By: Nicky Woolf
Source: The Guardian
Comedian Mo Amer was glad of his upgrade when it pinged on the board. His tiredness – he had only just arrived back from Australia, and was heading from the US to Scotland – slipped away as he thought of the first-class sleep he would get.
But when he got to the front of the jet bridge, there was a strange atmosphere.
“You know when there’s a celebrity on the flight there’s a different energy on the plane,” Amer said. “I walked to my seat and I could see the lady behind me looked perturbed by something.”
He followed her eyes to the seat next to his, where he saw the famous man, unmistakable, wearing a blue sweater emblazoned with his family crest. “I’m like: are you kidding? Eric Trump?”
Amer was born in Kuwait to Palestinian parents, and came to America as an asylum-seeker after the first Gulf War and became a US citizen in 2009. He saw his assignment as a golden opportunity, both as a Muslim, an American and a comedian.
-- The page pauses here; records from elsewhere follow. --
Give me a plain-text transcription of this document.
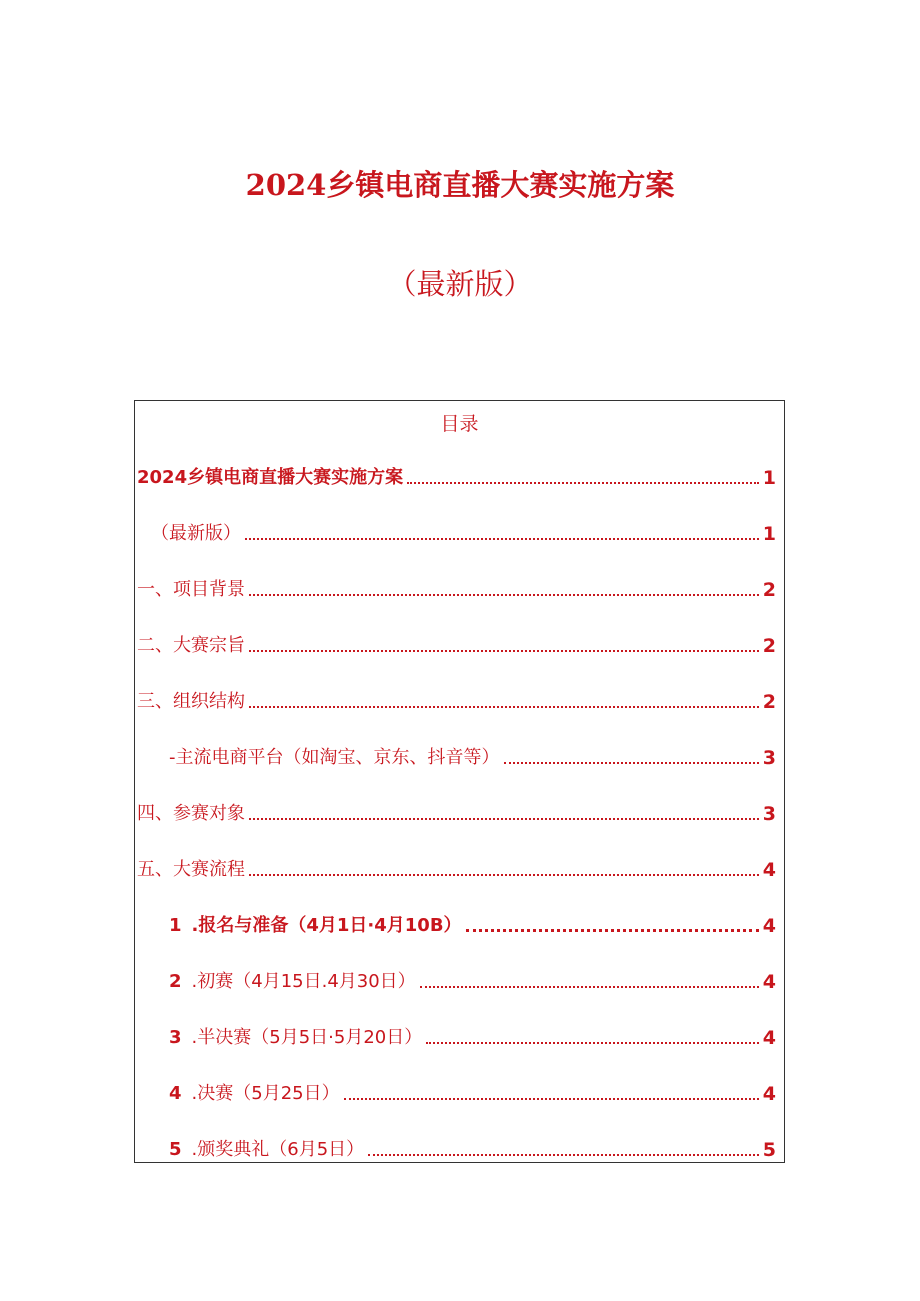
2024乡镇电商直播大赛实施方案
（最新版）
目录
2024乡镇电商直播大赛实施方案	1
（最新版）	1
一、项目背景	2
二、大赛宗旨	2
三、组织结构	2
-主流电商平台（如淘宝、京东、抖音等）	3
四、参赛对象	3
五、大赛流程	4
1 .报名与准备（4月1日·4月10B）	4
2 .初赛（4月15日.4月30日）	4
3 .半决赛（5月5日·5月20日）	4
4 .决赛（5月25日）	4
5 .颁奖典礼（6月5日）	5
“I put my bags up, I sat down, introduced myself as Mohammed,” Amer told the Guardian. Then he got straight to the point. “I said: ‘I’m a Muslim. I’m not gonna do that Muslim ID thing. That’s not gonna fly.’”
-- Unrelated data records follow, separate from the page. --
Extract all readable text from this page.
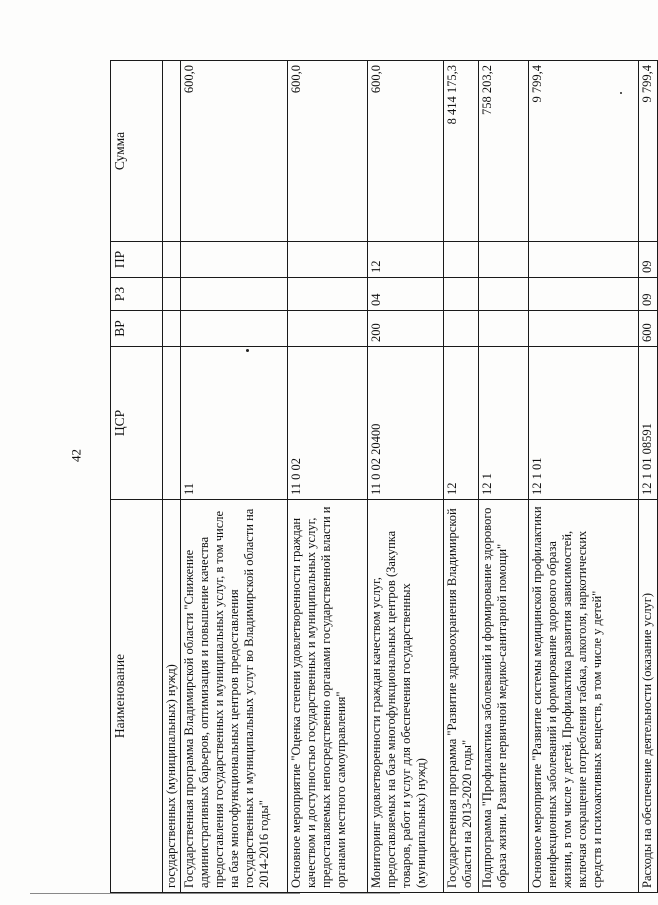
42
Наименование	ЦСР	ВР	РЗ	ПР	Сумма
государственных (муниципальных) нужд)					
Государственная программа Владимирской области "Снижение административных барьеров, оптимизация и повышение качества предоставления государственных и муниципальных услуг, в том числе на базе многофункциональных центров предоставления государственных и муниципальных услуг во Владимирской области на 2014-2016 годы"	11				600,0
Основное мероприятие "Оценка степени удовлетворенности граждан качеством и доступностью государственных и муниципальных услуг, предоставляемых непосредственно органами государственной власти и органами местного самоуправления"	11 0 02				600,0
Мониторинг удовлетворенности граждан качеством услуг, предоставляемых на базе многофункциональных центров (Закупка товаров, работ и услуг для обеспечения государственных (муниципальных) нужд)	11 0 02 20400	200	04	12	600,0
Государственная программа "Развитие здравоохранения Владимирской области на 2013-2020 годы"	12				8 414 175,3
Подпрограмма "Профилактика заболеваний и формирование здорового образа жизни. Развитие первичной медико-санитарной помощи"	12 1				758 203,2
Основное мероприятие "Развитие системы медицинской профилактики неинфекционных заболеваний и формирование здорового образа жизни, в том числе у детей. Профилактика развития зависимостей, включая сокращение потребления табака, алкоголя, наркотических средств и психоактивных веществ, в том числе у детей"	12 1 01				9 799,4
Расходы на обеспечение деятельности (оказание услуг)	12 1 01 08591	600	09	09	9 799,4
Eric Trump’s response was not exactly on-message with his father’s campaign. “His exact words were: ‘come on, man, don’t believe everything you read, we’re not going to do that’,” Amer said. Representatives for president-elect Trump did not respond to a request for clarification on the policy, or Trump’s past suggestion of a registry of Muslims.
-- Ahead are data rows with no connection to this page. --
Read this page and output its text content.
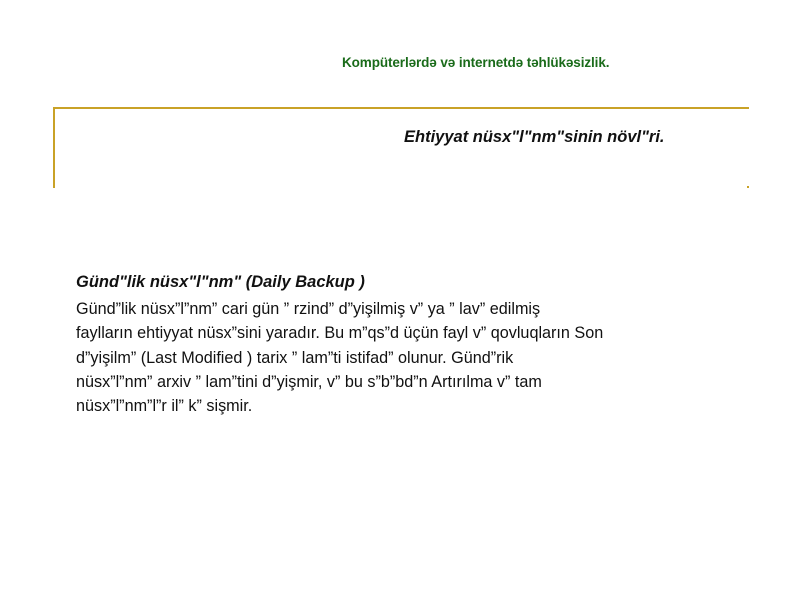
Kompüterlərdə və internetdə təhlükəsizlik.
Ehtiyyat nüsx"l"nm"sinin növl"ri.
Günd"lik nüsx"l"nm" (Daily Backup )
Günd”lik nüsx”l”nm” cari gün ” rzind” d”yişilmiş v” ya ” lav” edilmiş
faylların ehtiyyat nüsx”sini yaradır. Bu m”qs”d üçün fayl v” qovluqların Son
d”yişilm” (Last Modified ) tarix ” lam”ti istifad” olunur. Günd”rik
nüsx”l”nm” arxiv ” lam”tini d”yişmir, v” bu s”b”bd”n Artırılma v” tam
nüsx”l”nm”l”r il” k” sişmir.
Eric Trump was on his way to their golf course, Turnberry, in Scotland, for a 24-hour visit; Amer was on his way to take part in The Human Appeal Charity Comedy Tour. As the conversation progressed, the comedian found his seat-mate quite amiable.
In a very friendly 45-minute chat, they bonded over mutual appreciation for Dave Chappelle sketches – Amer has opened for Chappelle on stage – and Trump complained about the difficulties of having to travel with the secret service in tow.
Trump asked Amer, as a comedian, to “take it easy, take it easy on us”. Amer said sorry, but no. “I was like, part of what we do as comedians, we observe the world and talk about its absurdities.”
The conversation, however, returned inevitably to politics. “I told him: I knew you were going to win. Your father played the game so well, he played the media like a fiddle. He just nodded yes. He mentioned his dad was a good man and what-have-you – but it’s not going to change my views.”
Amer doubts that he changed Trump’s mind either. “I hope [I did], on some level … but do I think it happened? Probably not. But it doesn’t hurt to have a civil conversation with someone you rarely interact with.”
“I see the whole thing [politics] as a game,” Amer said. “I know it’s just chess pieces moving. That doesn’t mean I feel nothing, like it doesn’t affect me [and] my family.” His wife, he said, is Mexican-American, a navy grad, born in Key West, Florida.
Nonetheless, in his chat with Eric Trump, Amer kept things very friendly. “I think it was important for me to sit there and put aside my feelings about the situation and truly, truly be present in that moment and have a conversation,” he said. “Because people fear what they don’t know.”